Helping hand in Mother Lode
To the Editor:
Last year on Sept. 17, we were coming down from Kennedy Meadows because my husband was very sick. On the way to your hospital we got lost and had to stop by a house. The two people there helped us by showing us where the hospital was. A block from the hospital my husband had a heart attack. People stopped by to help him and called 911. To everyone we thank you so much. To Mr. And Mrs. Lot we will never forget you. To me and my daughter you were angels on Earth, we can never express our gratitude for all you did for us on the hardest day of our lives. We hope you will see this. We lost your phone number, so that is what has taken a little longer to thank you. Thank you so much.
TUD Rate Increases
To the Editor:
In the Jan. 5 story by Ryan Campbell titled “Ringen Appointed to TUD Board” I was quoted as saying “TUD was created to serve the public, and I get the impression at this point it serves the employees a little bit better than it serves the public." That statement alone, without the context within which it was made, is meaningless. What was being discussed at the time was the wage and benefits paid to TUD’s 76 employees: which amounts to $5.6 million and $4.3 million, respectively. The total of those two numbers, $9.9 million when divided into a mean average, equals $133,000 per employee. At the time my comment was made, I had been asked by Dr. Retherford if I thought TUD spent too much or charged too little.

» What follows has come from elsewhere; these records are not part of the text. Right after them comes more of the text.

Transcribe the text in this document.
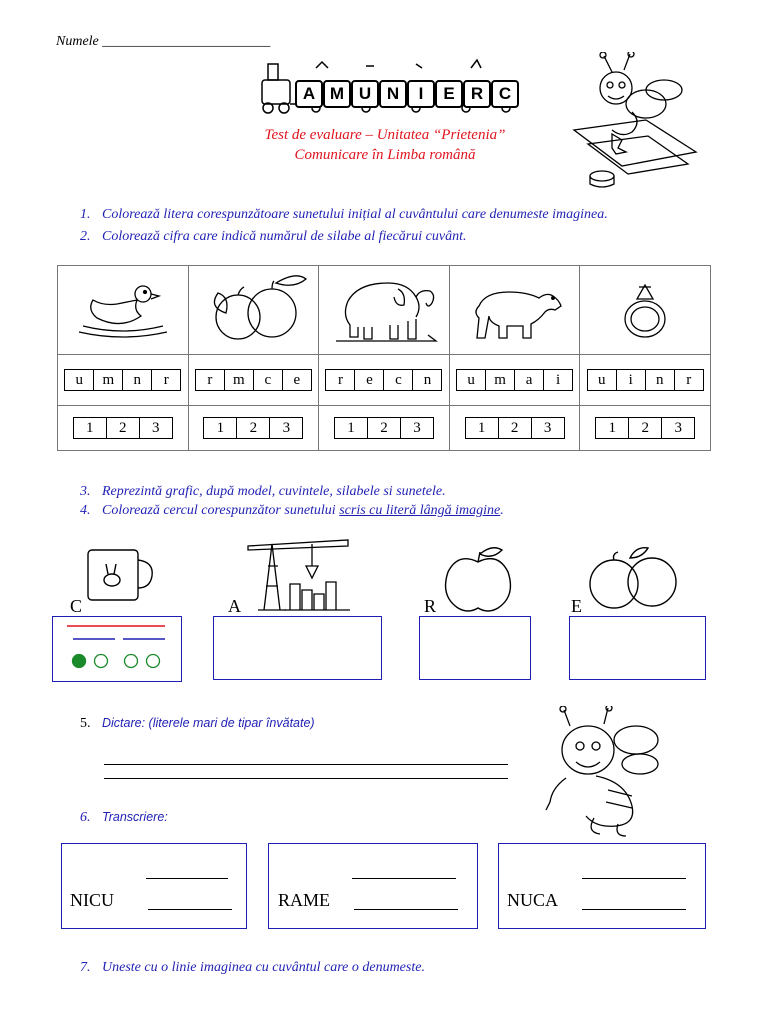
Numele ________________________
A M U N	I	E R C
Test de evaluare – Unitatea “Prietenia”
Comunicare în Limba română
1. Colorează litera corespunzătoare sunetului inițial al cuvântului care denumeste imaginea.
2. Colorează cifra care indică numărul de silabe al fiecărui cuvânt.

u m n r	r m c e	r e c n	u m a i	u i n r

1 2 3	1 2 3	1 2 3	1 2 3	1 2 3
3. Reprezintă grafic, după model, cuvintele, silabele si sunetele.
4. Colorează cercul corespunzător sunetului scris cu literă lângă imagine.
C	A	R	E
5. Dictare: (literele mari de tipar învătate)
6. Transcriere:
NICU	RAME	NUCA
7. Uneste cu o linie imaginea cu cuvântul care o denumeste.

There is more to the issue here than just the wages and benefits paid to TUD employees. Recently, there was an attempt by the TUD General Manager to pass a rather hefty rate increase on the citizens of Tuolumne County. That rate increase was needed, as the story went, to finance capital improvements that were being mandated by the State of California, and since there was no fat to cut from the budget, all the money had to come from the proposed rate hike. I think most of us live on budgets with a lot less fat than the very comfortable one TUD is operating on.
It would be easy to blame this all on the TUD board or General Manager. The truth is, to paraphrase what Barbara Balen said during the meeting, “most of the time, during meetings, this room is empty except for the Board members.” When an organization can access our wallet and we aren’t paying attention, this is what we deserve. Let’s pay attention.